Peut-être la première fois qu’un écrivain invité au Salon du Livre de Genève devait abréger sa séance de dédicaces pour… aller traire son bétail.
Descendu présenter son roman L’écrivain suisse allemand, Jean-Pierre Rochat devait tout simplement être à l’heure dans sa ferme, au sommet de la montagne de Vauffelin, dans le Jura bernois.
En Suisse romande, les écrivains sont enseignants, journalistes ou rentiers. Un paysan écrivain, ça fait du bien...
"C’était un jour chaud et lourd avec un effet loupe sur le panorama, à portée de main, semblait-il. C’est à crever de beauté, on a beau s’empiffrer, il reste des morceaux qui dépassent de partout."
Lorsque je m’étais frotté, l’espace d’un été, au métier de berger, on m’avait offert son récit Berger sans étoiles en me disant : « ça, tu verras, c’est le bouquin d’un vrai berger! ».

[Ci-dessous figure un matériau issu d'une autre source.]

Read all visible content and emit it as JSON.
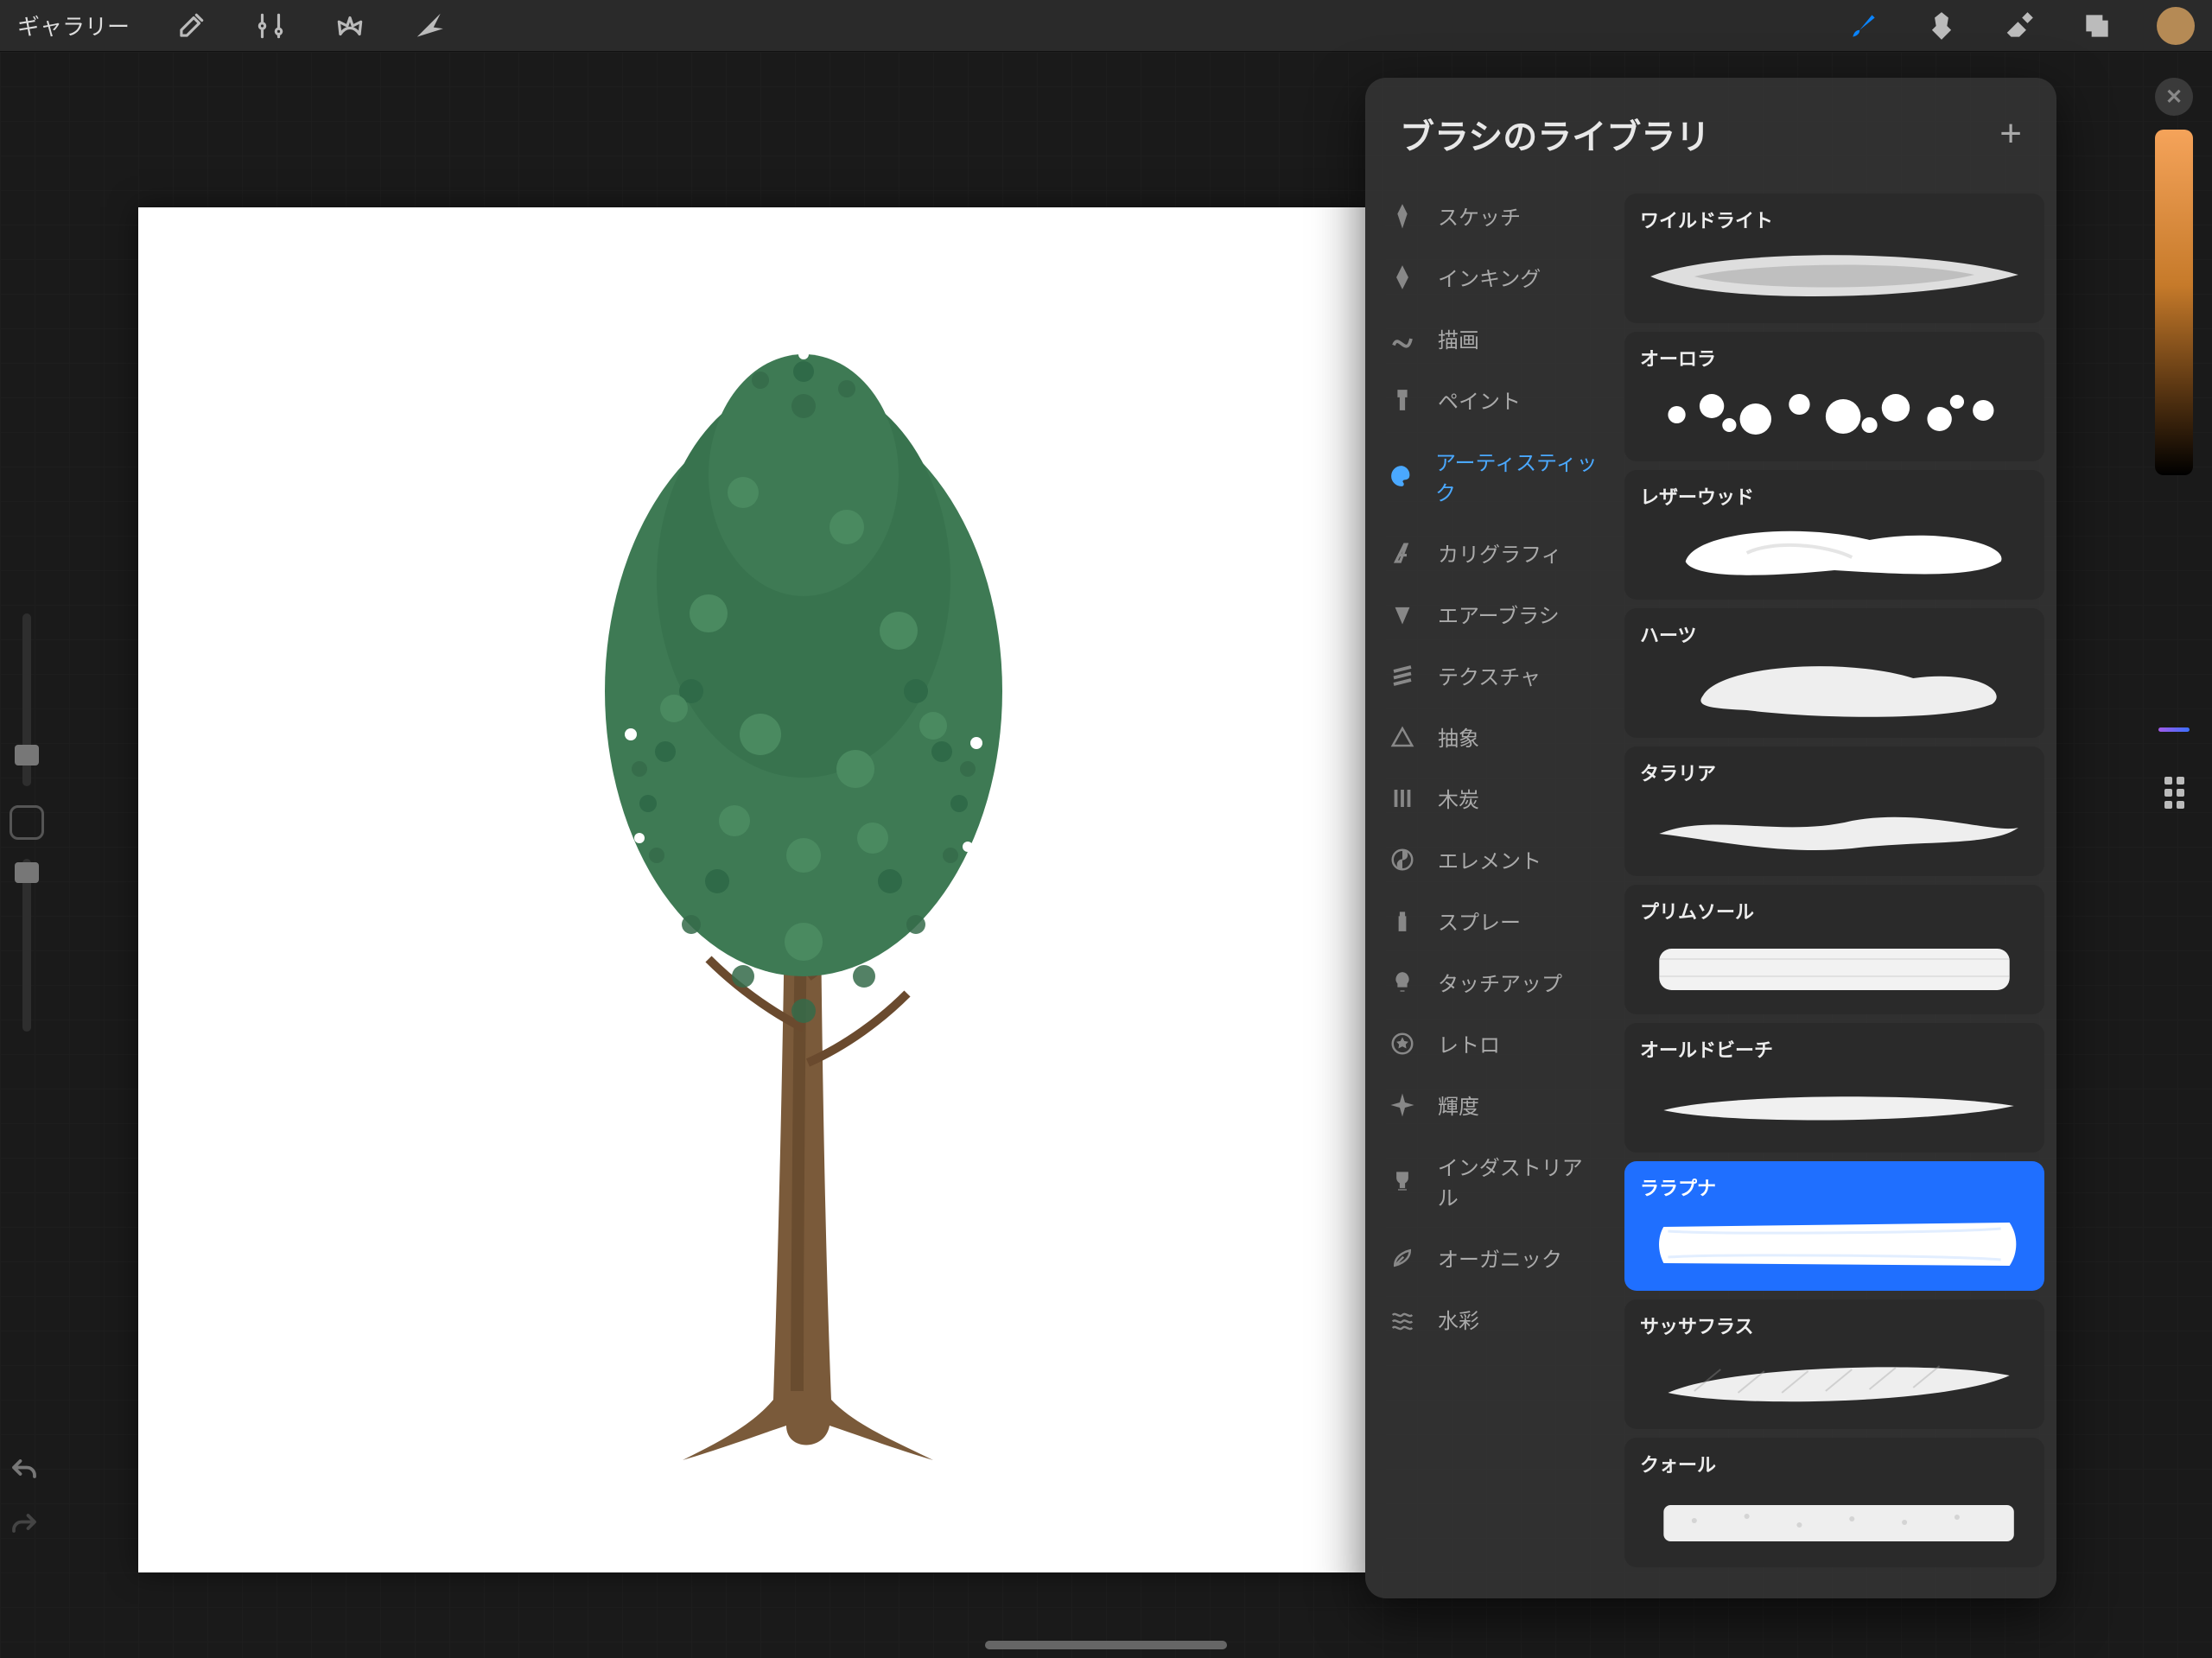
{
  "toolbar": {
    "gallery": "ギャラリー"
  },
  "colors": {
    "swatch": "#b58a55",
    "gradient_top": "#f5a35a",
    "gradient_bottom": "#000000"
  },
  "brush_library": {
    "title": "ブラシのライブラリ",
    "add": "+",
    "categories": [
      {
        "icon": "pen-nib",
        "label": "スケッチ"
      },
      {
        "icon": "fountain",
        "label": "インキング"
      },
      {
        "icon": "squiggle",
        "label": "描画"
      },
      {
        "icon": "brush-flat",
        "label": "ペイント"
      },
      {
        "icon": "palette",
        "label": "アーティスティック",
        "selected": true
      },
      {
        "icon": "italic-a",
        "label": "カリグラフィ"
      },
      {
        "icon": "spray-cone",
        "label": "エアーブラシ"
      },
      {
        "icon": "hatch",
        "label": "テクスチャ"
      },
      {
        "icon": "triangle",
        "label": "抽象"
      },
      {
        "icon": "bars",
        "label": "木炭"
      },
      {
        "icon": "yinyang",
        "label": "エレメント"
      },
      {
        "icon": "spray-can",
        "label": "スプレー"
      },
      {
        "icon": "lightbulb",
        "label": "タッチアップ"
      },
      {
        "icon": "star-circle",
        "label": "レトロ"
      },
      {
        "icon": "sparkle",
        "label": "輝度"
      },
      {
        "icon": "trophy",
        "label": "インダストリアル"
      },
      {
        "icon": "leaf",
        "label": "オーガニック"
      },
      {
        "icon": "waves",
        "label": "水彩"
      }
    ],
    "brushes": [
      {
        "name": "ワイルドライト"
      },
      {
        "name": "オーロラ"
      },
      {
        "name": "レザーウッド"
      },
      {
        "name": "ハーツ"
      },
      {
        "name": "タラリア"
      },
      {
        "name": "プリムソール"
      },
      {
        "name": "オールドビーチ"
      },
      {
        "name": "ララプナ",
        "selected": true
      },
      {
        "name": "サッサフラス"
      },
      {
        "name": "クォール"
      }
    ]
  }
}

Effectivement. Brut de décoffrage, libre, généreux, dense et sensuel, son style fut un orage de plus dans mon estive. Une écriture apprivoisée mais rythmée, musicale, vibrante et amoureuse.
L’écrivain suisse allemand est un petit livre, le format idéal pour aller lire dehors. Il raconte la surprenante complicité d’un paysan de montagne et d’un écrivain à succès. L’un n’a voyagé qu’en 1992, à Amsterdam, pour fêter le septantième du syndicat bovin de la race tachetée rouge des Alpes ; l’autre est de ceux « qui ont fait l’amour avec de jeunes indiennes au milieu de la forêt vierge ». L’un est modeste et trivial, l’autre raffiné et existentiel. L’un taiseux fidèle, l’autre conteur volage.
Les voilà pourtant amis, et pour trente ans. Peut-être parce que tous deux ont une plaie à panser. L’un a dû faire le deuil de son père, tué au volant d’un tracteur neuf ; l’autre est parti sur les routes trop tôt. Peut-être aussi parce qu’ils entretiennent une fascination réciproque. L’écrivain est attiré par ce bon sauvage, sa sagesse paysanne, ses bons mots : « nous avons beaucoup de morts dans la famille mais si on regarde dans le bottin, sous notre nom, il y en a encore plein ». Et le paysan envie la vie audacieuse de son compagnon : « quand il partait pour le monde des nouvelles aventures, alors que nous, c’était pas original, on purinait le pâturage du bas »...
En vérité, ce livre convie certainement les deux personnalités de Jean-Pierre Rochat. Il suffit d’apercevoir sa barbe d’armailli et ses lunettes d’étudiant. A 60 ans, ses deux passions - sa ferme et la littérature - n’ont pas fini de le tirailler.
Ainsi produit-il des « meules de fromages qui parlent comme des livres ouverts à la page des pâturages », tout en poursuivant ses lectures : « marcher à l’intérieur du livre, c’était spacieux et on pouvait y faire son marché ».
Comme son personnage, jadis champion toutes catégories du lancer du ballot de foin, le paysan écrivain veut voir au-delà des Alpes :
« J’avais largement de quoi être poète avec ce qui m’entourait, je disais : ne sous-estimons pas le merle, le chant du merle est si familier que parfois on ne l’entend plus, on n’y fait pas gaffe et c’est le début de l’indifférence ».